ペットショップの猫も、誰かが購入してくれないと生き続けられないでしょうから、金銭による保護、と言えるのかも知れません。

 

たまたま保護してしまった猫を、欲しいと言う相手にその場で手渡してしまうのはよく聞く話ですが、多数の猫を意図的に保護している場合にこのやり方を続けるのには問題があります。

 

例え信頼できる相手であっても、表面的な情報だけで猫をお預けするのは危険です。

何かトラブルが発生した場合に責任の所在があやふやになり、結局は猫に被害が及んでしまいます。

お宅へのお届けや誓約書を交わす等のやり方を、人の優しさを踏みにじる行為だと非難されることもありますが、この世界はまだまだ人間を信じきれるほど安全ではありません。

 

 

そんなこんなで、猫の会で保護は行っておりませんが、保護施設で保護猫の譲渡が面倒臭いのは、みな猫の幸せを真剣に考えての結果なのです。

 

猫を欲しがっているみなさまが、保護施設の厳しさに理解を示してくださり、子猫だけではなく大人猫の魅力に気がついてくださることを、切に願っています。

 

 

 

ダイヤランド猫の会では基本的に猫の保護はお断りしておりますが、既に何匹か、行き場を失った猫たちを保護しています。

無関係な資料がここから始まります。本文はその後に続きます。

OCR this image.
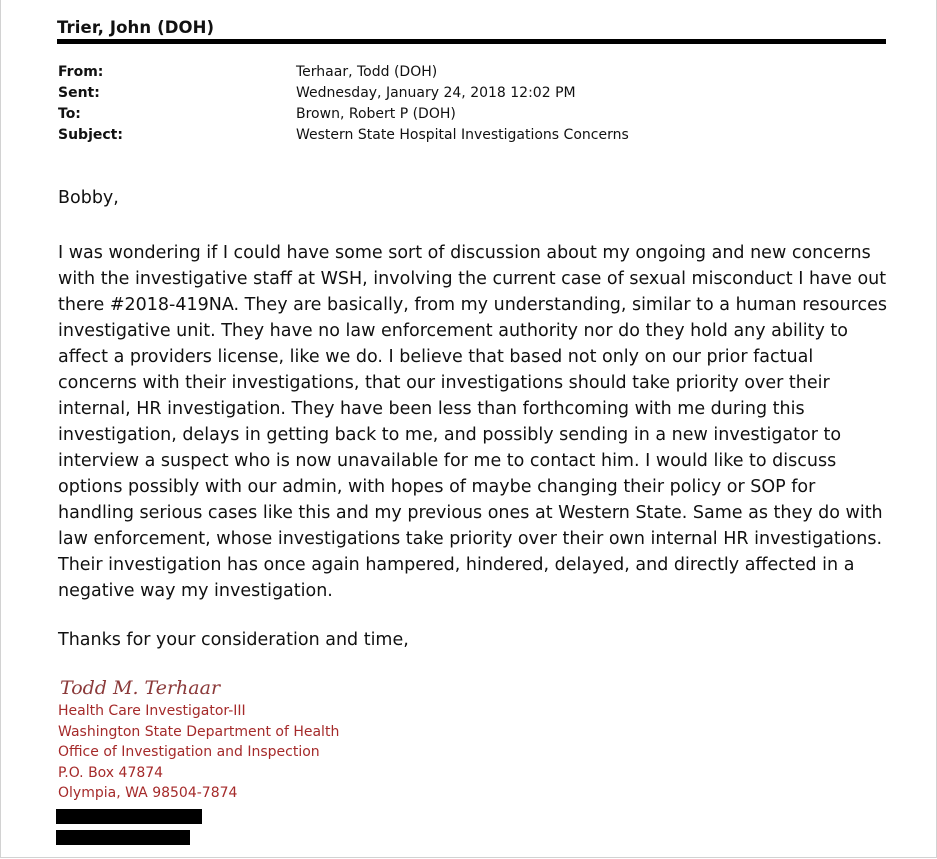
Trier, John (DOH)
From:	Terhaar, Todd (DOH)
Sent:	Wednesday, January 24, 2018 12:02 PM
To:	Brown, Robert P (DOH)
Subject:	Western State Hospital Investigations Concerns
Bobby,
I was wondering if I could have some sort of discussion about my ongoing and new concerns
with the investigative staff at WSH, involving the current case of sexual misconduct I have out
there #2018-419NA. They are basically, from my understanding, similar to a human resources
investigative unit. They have no law enforcement authority nor do they hold any ability to
affect a providers license, like we do. I believe that based not only on our prior factual
concerns with their investigations, that our investigations should take priority over their
internal, HR investigation. They have been less than forthcoming with me during this
investigation, delays in getting back to me, and possibly sending in a new investigator to
interview a suspect who is now unavailable for me to contact him. I would like to discuss
options possibly with our admin, with hopes of maybe changing their policy or SOP for
handling serious cases like this and my previous ones at Western State. Same as they do with
law enforcement, whose investigations take priority over their own internal HR investigations.
Their investigation has once again hampered, hindered, delayed, and directly affected in a
negative way my investigation.
Thanks for your consideration and time,
Todd M. Terhaar
Health Care Investigator-III
Washington State Department of Health
Office of Investigation and Inspection
P.O. Box 47874
Olympia, WA 98504-7874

里親募集も行なっておりましたが、子猫やブランド猫をお求めの問い合わせがあるのみでしたので、募集を打切りとさせていただきました。

家に迎え入れるにあたり、猫を選別したい人間側の気持ちは理解できますが、特定の猫に対する執着が強すぎたり、激しい選り好みをされる里親様の元に猫をお預けするのは、正直不安です。

失礼な物言いではありますが、どんな猫でも助けたい、という心意気が感じられない里親様に、苦労して保護した猫たちを託す勇気はありません。

 

また、猫を飼った経験のある里親様ほど、トラブルを起こす傾向にありました。

外飼いをしないお約束をしても、あえて外に出して行方不明になり、そのまま見つからないケースは、全て猫を飼った経験のある里親様でした。

猫が家に慣れるまでの間ケージで飼養するようお願いしても、猫を飼った経験のある里親様ほどケージを嫌がり、慣れるまでにより時間がかかってしまうことも多々ありました。

 

猫も人間と同じように、個性があり、同じ猫は2匹といません。

どんな猫でも、常に初めて飼養するお気持ちで受け入れていただきたかった。

行方不明になった猫たちは、誰かが助けてくれていると生半可な希望は持たず、死んでいると覚悟をしています。

猫たちを不幸にしてしまったとしたら、その罪は里親様ではなく、保護主にあります。

里子に出した時点で、里親様を見極められなかった責任は重大で、その責任を負うのは保護主だと、私は思っています。

 

犬猫の保護を行っているほとんどの方達は、保護した動物たちが新たな不幸に見舞われてしまう事を、最も恐れているのではないかと思います。

 

もちろん、現在保護中の大人猫たちが現状幸せであるとも思っていませんが、少なくとも、今よりも幸せになってもらえる保証がないのであれば、里親探しもあまり意味がありません。

もう十分、苦しい体験をしてきた猫たちを、これ以上苦しめたくはないからです。

 

 

そんなこともあり、里親募集がいかに難しいか、痛感しています。

現在、猫の保護も里親募集も行っていない理由を書かせていただきました。

ご理解いただけたら、幸いです。